Dave H, Alastair, Thomas, Greg Quick summary of progress: TCSX: Laser was operated for a few hours on Monday with an output power of ~58.5W. Optics have been mounted and placed in position on the table. This table is now ready for alignment. TCSY: Optics/mounts have been staged, and are ready for table installation. Cabling is almost complete. Attempts were made on Wednesday to operate the laser/test the output power, however this was unable to be performed due to a fault with the paddlewheel flow meter (amongst other interlock/laser controller issues that are still to be tracked down). Some additional cabling is still to be installed. TCSX/Y periscopes have been partially assembled, still to track down one last component. Socket head cap screws with lower profile heads have been ordered, as it was observed that the cap screws for the periscope base sit proud.
TCSY paddle wheel flow sensor power checked and settings confirmed. Still unable to display water flow value. Will need to remove from system and check operation on the bench and/or replace.
DavidH/Greg : Paddle wheel flow sensor removed, tested and was found to be working as expected. Reinstalled/reseated and now appears to be working correctly. As per installation instructions, for this install no teflon tape was used... previously used tape was removed.
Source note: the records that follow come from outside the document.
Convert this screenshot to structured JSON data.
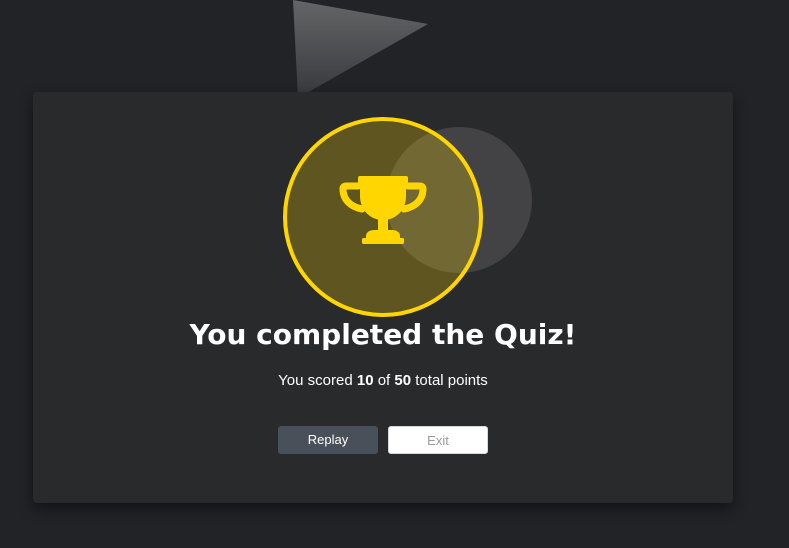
{
  "background": {
    "decoration": "triangle-shape"
  },
  "result": {
    "icon": "trophy-icon",
    "title": "You completed the Quiz!",
    "score_prefix": "You scored",
    "score_value": "10",
    "score_middle": "of",
    "score_total": "50",
    "score_suffix": "total points"
  },
  "actions": {
    "replay_label": "Replay",
    "exit_label": "Exit"
  },
  "colors": {
    "page_background": "#212327",
    "card_background": "#292a2c",
    "accent": "#ffd600",
    "replay_button": "#4a505a",
    "exit_button": "#ffffff"
  }
}
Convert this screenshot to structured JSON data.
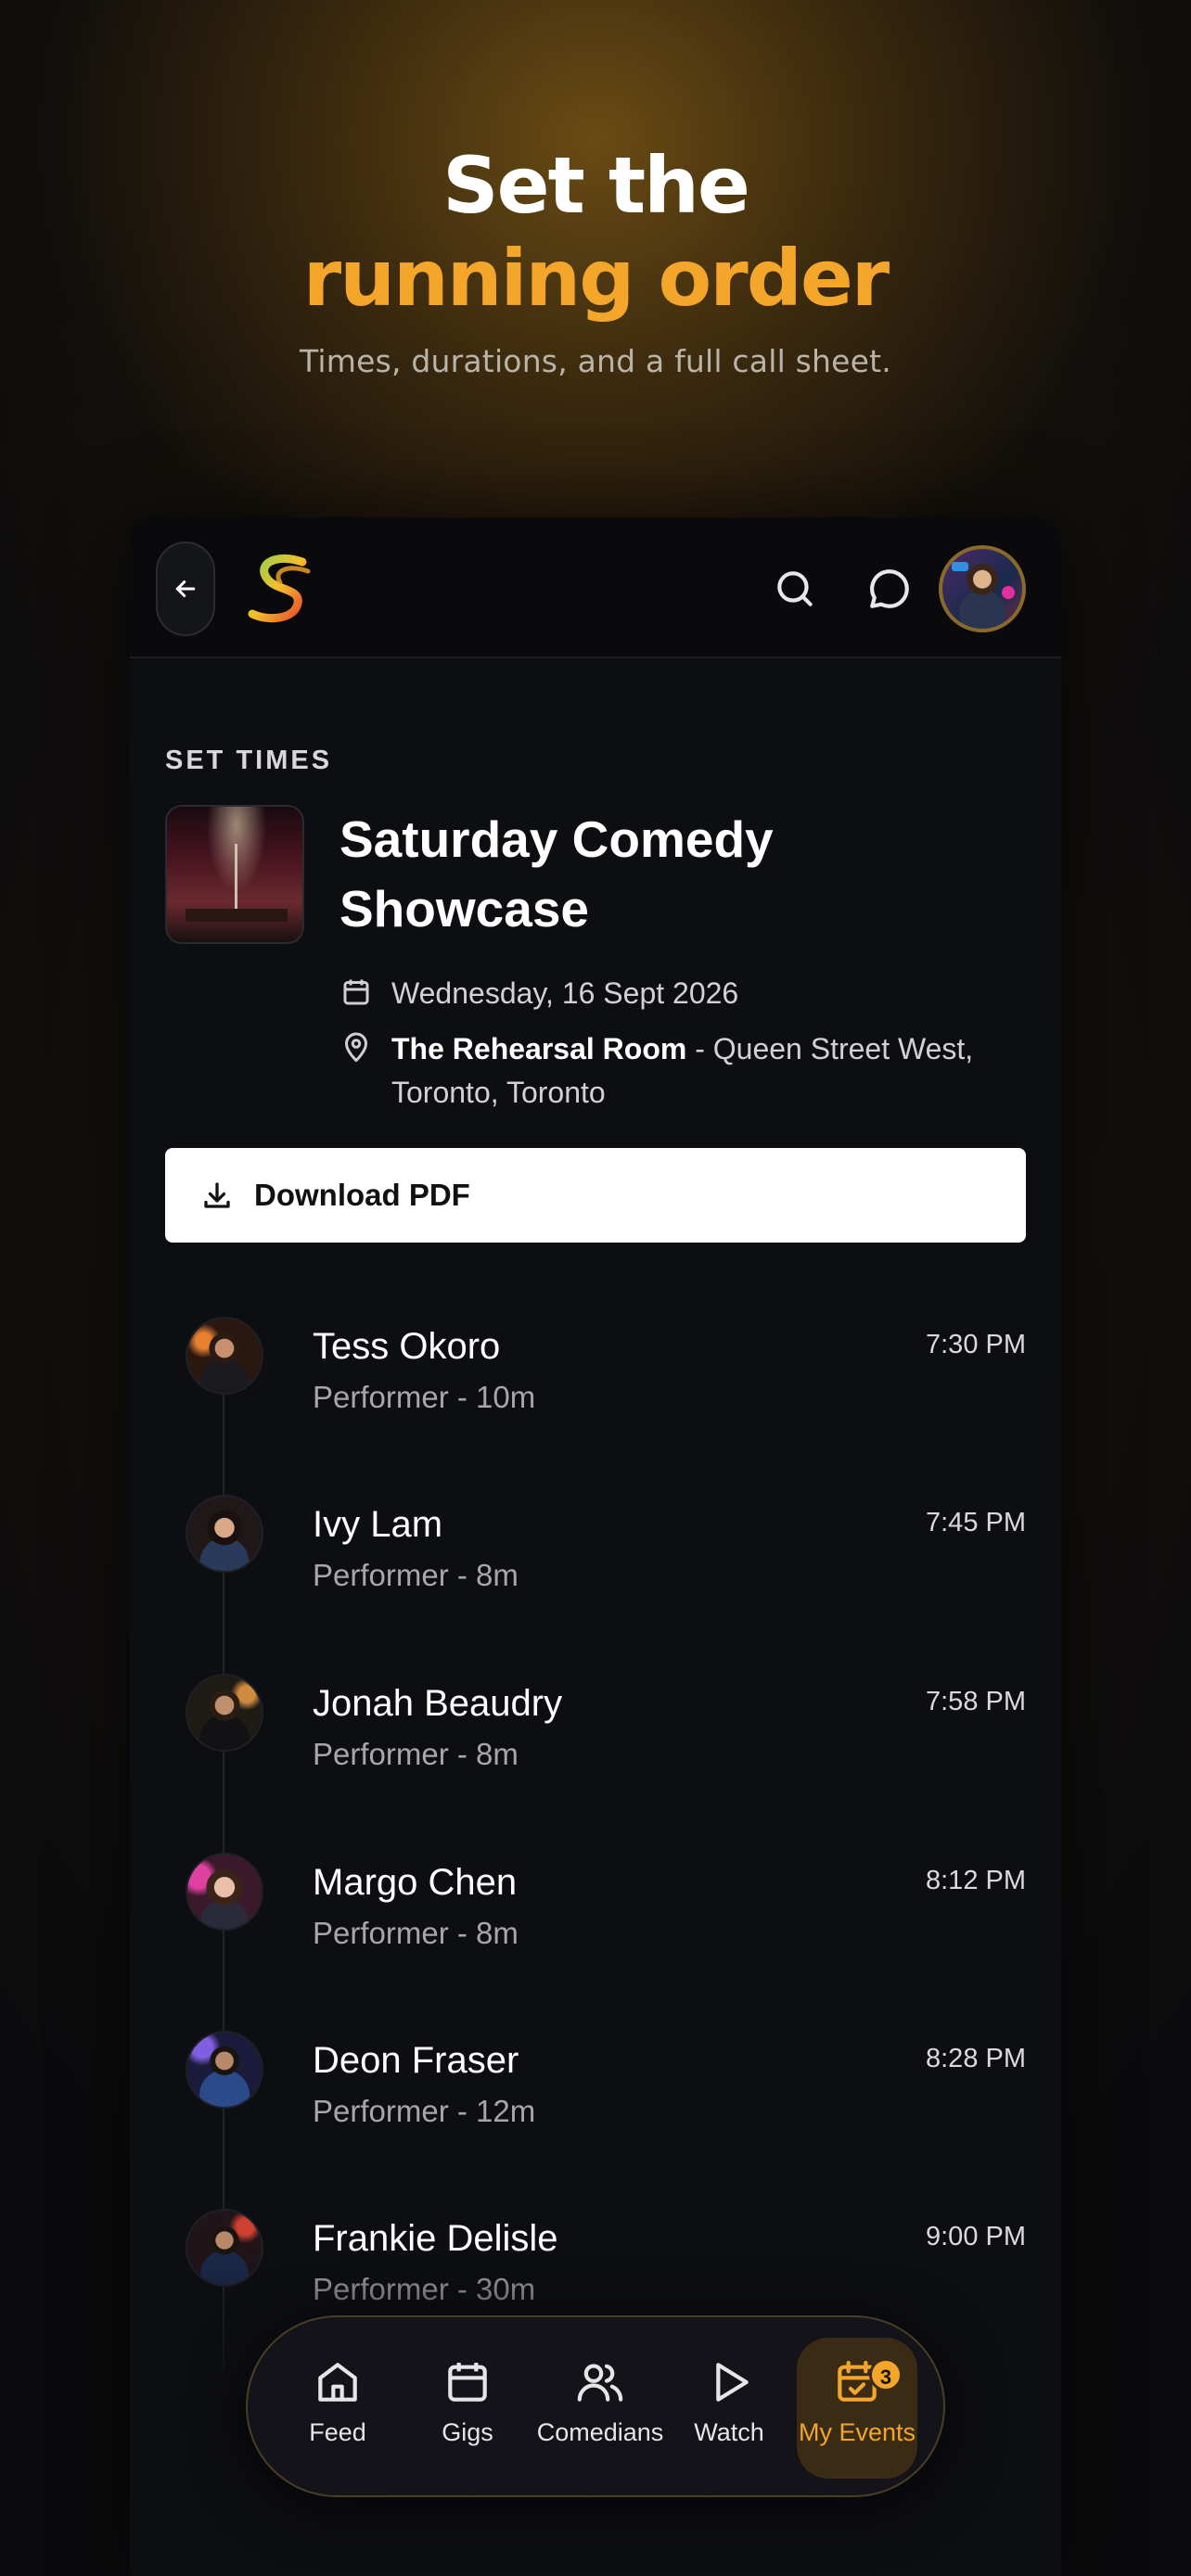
{
  "hero": {
    "line1": "Set the",
    "line2": "running order",
    "subtitle": "Times, durations, and a full call sheet."
  },
  "topbar": {
    "icons": [
      "back-arrow-icon",
      "app-logo",
      "search-icon",
      "chat-icon",
      "bell-icon",
      "profile-avatar"
    ]
  },
  "section_label": "SET TIMES",
  "event": {
    "title": "Saturday Comedy Showcase",
    "date": "Wednesday, 16 Sept 2026",
    "venue_name": "The Rehearsal Room",
    "venue_address": " - Queen Street West, Toronto, Toronto"
  },
  "download_button": "Download PDF",
  "lineup": [
    {
      "name": "Tess Okoro",
      "role": "Performer - 10m",
      "time": "7:30 PM"
    },
    {
      "name": "Ivy Lam",
      "role": "Performer - 8m",
      "time": "7:45 PM"
    },
    {
      "name": "Jonah Beaudry",
      "role": "Performer - 8m",
      "time": "7:58 PM"
    },
    {
      "name": "Margo Chen",
      "role": "Performer - 8m",
      "time": "8:12 PM"
    },
    {
      "name": "Deon Fraser",
      "role": "Performer - 12m",
      "time": "8:28 PM"
    },
    {
      "name": "Frankie Delisle",
      "role": "Performer - 30m",
      "time": "9:00 PM"
    }
  ],
  "tabs": [
    {
      "label": "Feed",
      "icon": "home-icon"
    },
    {
      "label": "Gigs",
      "icon": "calendar-icon"
    },
    {
      "label": "Comedians",
      "icon": "users-icon"
    },
    {
      "label": "Watch",
      "icon": "play-icon"
    },
    {
      "label": "My Events",
      "icon": "calendar-check-icon",
      "badge": "3",
      "active": true
    }
  ],
  "colors": {
    "accent": "#f4a62a",
    "background": "#0d0e12",
    "text_muted": "#a6a6ac"
  }
}
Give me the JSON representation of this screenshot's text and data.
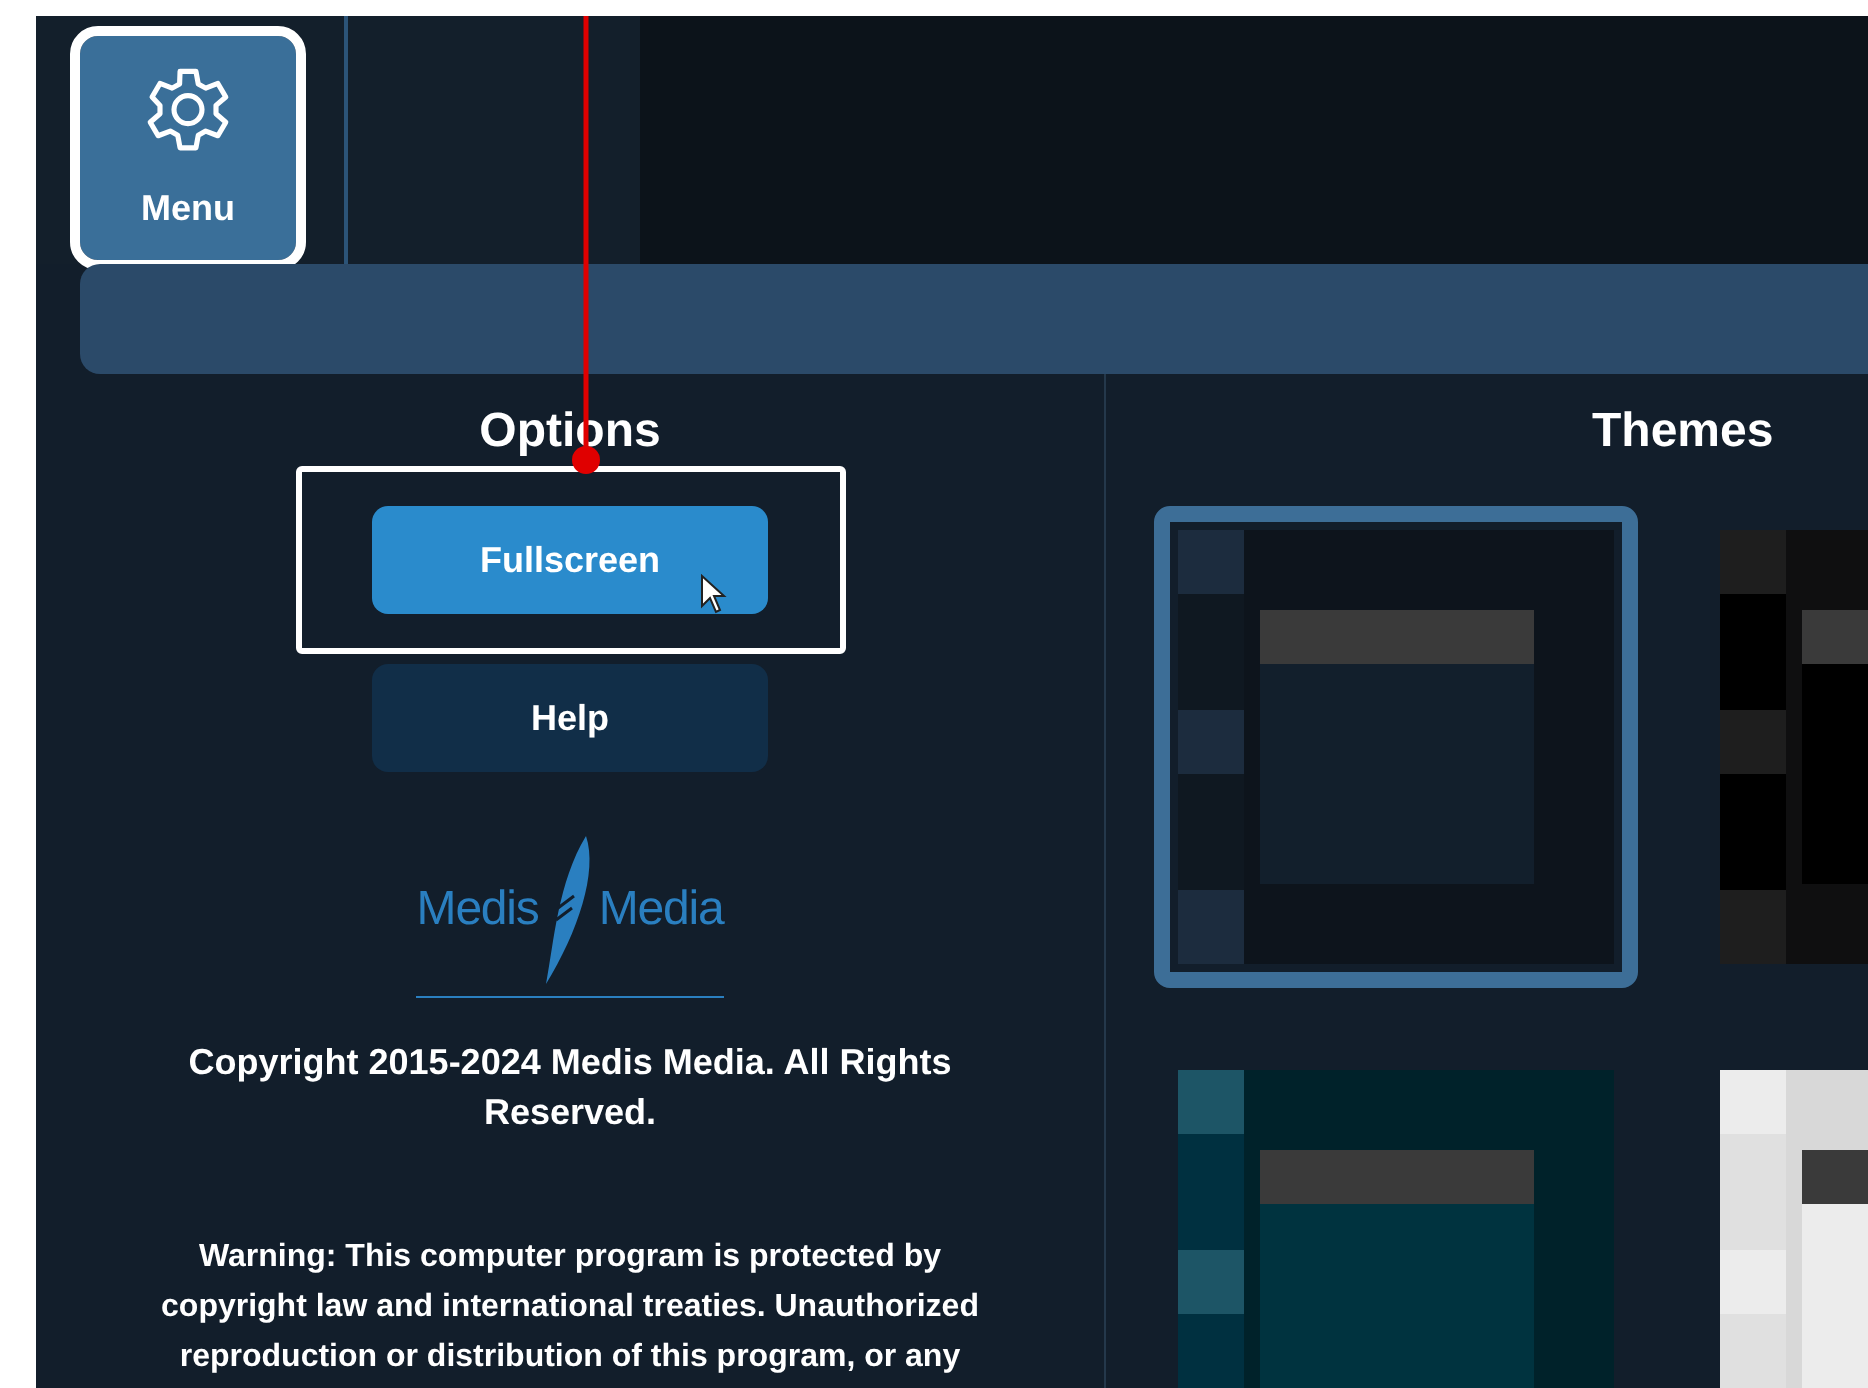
{
  "menu_button": {
    "label": "Menu",
    "highlighted": true
  },
  "options": {
    "title": "Options",
    "buttons": [
      {
        "label": "Fullscreen",
        "kind": "primary",
        "highlighted": true
      },
      {
        "label": "Help",
        "kind": "secondary",
        "highlighted": false
      }
    ]
  },
  "logo": {
    "left": "Medis",
    "right": "Media"
  },
  "copyright": "Copyright 2015-2024 Medis Media. All Rights Reserved.",
  "warning": "Warning: This computer program is protected by copyright law and international treaties. Unauthorized reproduction or distribution of this program, or any",
  "themes": {
    "title": "Themes",
    "items": [
      {
        "selected": true,
        "color": "#0d141c"
      },
      {
        "selected": false,
        "color": "#0f0f10"
      },
      {
        "selected": false,
        "color": "#00222a"
      },
      {
        "selected": false,
        "color": "#d8d8d8"
      }
    ]
  }
}
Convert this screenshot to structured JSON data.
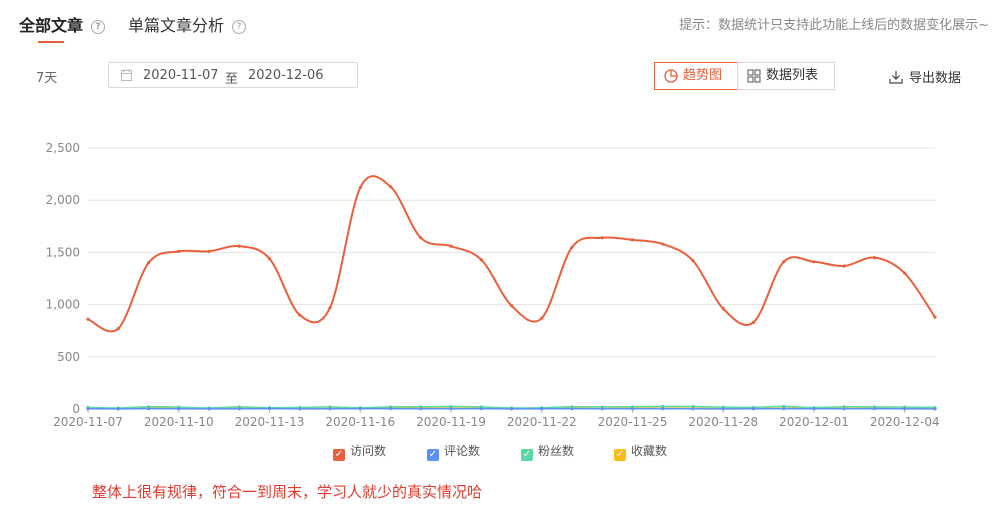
{
  "tabs": [
    {
      "label": "全部文章",
      "active": true
    },
    {
      "label": "单篇文章分析",
      "active": false
    }
  ],
  "hint": "提示：数据统计只支持此功能上线后的数据变化展示~",
  "range_label": "7天",
  "date_range": {
    "start": "2020-11-07",
    "separator": "至",
    "end": "2020-12-06"
  },
  "view_buttons": [
    {
      "label": "趋势图",
      "icon": "trend-chart-icon",
      "active": true
    },
    {
      "label": "数据列表",
      "icon": "grid-list-icon",
      "active": false
    }
  ],
  "export_label": "导出数据",
  "accent_color": "#e8603c",
  "chart_data": {
    "type": "line",
    "x": [
      "2020-11-07",
      "2020-11-08",
      "2020-11-09",
      "2020-11-10",
      "2020-11-11",
      "2020-11-12",
      "2020-11-13",
      "2020-11-14",
      "2020-11-15",
      "2020-11-16",
      "2020-11-17",
      "2020-11-18",
      "2020-11-19",
      "2020-11-20",
      "2020-11-21",
      "2020-11-22",
      "2020-11-23",
      "2020-11-24",
      "2020-11-25",
      "2020-11-26",
      "2020-11-27",
      "2020-11-28",
      "2020-11-29",
      "2020-11-30",
      "2020-12-01",
      "2020-12-02",
      "2020-12-03",
      "2020-12-04",
      "2020-12-05"
    ],
    "x_tick_labels": [
      "2020-11-07",
      "2020-11-10",
      "2020-11-13",
      "2020-11-16",
      "2020-11-19",
      "2020-11-22",
      "2020-11-25",
      "2020-11-28",
      "2020-12-01",
      "2020-12-04"
    ],
    "ylim": [
      0,
      2500
    ],
    "y_ticks": [
      "0",
      "500",
      "1,000",
      "1,500",
      "2,000",
      "2,500"
    ],
    "grid": true,
    "legend_position": "bottom-center",
    "series": [
      {
        "name": "访问数",
        "color": "#e8603c",
        "values": [
          860,
          770,
          1400,
          1510,
          1510,
          1560,
          1440,
          900,
          970,
          2120,
          2130,
          1640,
          1560,
          1430,
          990,
          870,
          1550,
          1640,
          1620,
          1580,
          1420,
          960,
          830,
          1410,
          1410,
          1370,
          1450,
          1300,
          880
        ]
      },
      {
        "name": "评论数",
        "color": "#5b8ff9",
        "values": [
          2,
          1,
          3,
          2,
          1,
          2,
          3,
          1,
          2,
          3,
          4,
          2,
          2,
          3,
          1,
          2,
          3,
          2,
          2,
          3,
          2,
          1,
          2,
          3,
          2,
          2,
          3,
          2,
          1
        ]
      },
      {
        "name": "粉丝数",
        "color": "#5ad8a6",
        "values": [
          15,
          10,
          22,
          18,
          10,
          20,
          12,
          15,
          20,
          12,
          20,
          22,
          24,
          20,
          10,
          12,
          22,
          20,
          22,
          25,
          24,
          18,
          16,
          25,
          14,
          22,
          20,
          18,
          15
        ]
      },
      {
        "name": "收藏数",
        "color": "#f6bd16",
        "values": [
          5,
          3,
          8,
          6,
          4,
          7,
          5,
          4,
          6,
          5,
          7,
          8,
          8,
          6,
          3,
          4,
          7,
          6,
          7,
          8,
          7,
          5,
          4,
          8,
          5,
          7,
          6,
          5,
          4
        ]
      }
    ]
  },
  "note": "整体上很有规律，符合一到周末，学习人就少的真实情况哈"
}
A magnitude 8 earthquake coming from Chile tripped all the BSC-ISIs on 04/01/14. Sheila's wd plots show that the ISIs tripped on the actuator watchdogs. We suspected that the servo loops were trying to compensate for the common mode seen by the BSC-ISIs at both ends of the arms, thus saturating the actuators. We studied the ground motion recorded by the ground STS at the corner station (BS-STS) and the ground T240 installed at EX (EX-T240) at the GPS time provided by Sheila, in order to find out.
On the attached document:
We could considerably reduce the amount of signal sent to the BSC-ISI actuators during a major earthquake (factor as big as 6), and thus reduce the risk of saturating the actuators, by removing the common mode from the signal we feed to the servo loops of the BSC-ISIs.
Data, plots and scripts are commited to the seismic SVN:
/ligo/svncommon/SeiSVN/seismic/Common/Data/2014_04_01__Chile_Earthquake_Data/
Note 1: X and Y had to be swapped on EX data, and a minus sign was also added to the new x-axis EX data. It is likely that EX T240 is mis-oriented.
Note 2: The calibration of EX-T240 was still the one that JeffK made, at the time we looked at. RichM updated it since.
Units were updated.
Plots and script were commited to the svn.
Since Saturday the ODC for the PSL and (obviously) IMC have looked a little odd. They both keeping reporting very short, quick times when both the systems are not 'good'. These happen throughout the day as you can see by the two attached plots which show yesterday's activities (you can see more of these plots on the summary pages - https://ldas-jobs.ligo-wa.caltech.edu/~detchar/summary/). Just wanted to check you knew about this and if so is this nothing to worry about? Thanks!
This was another iteration of the ISS actuation running into its range limit.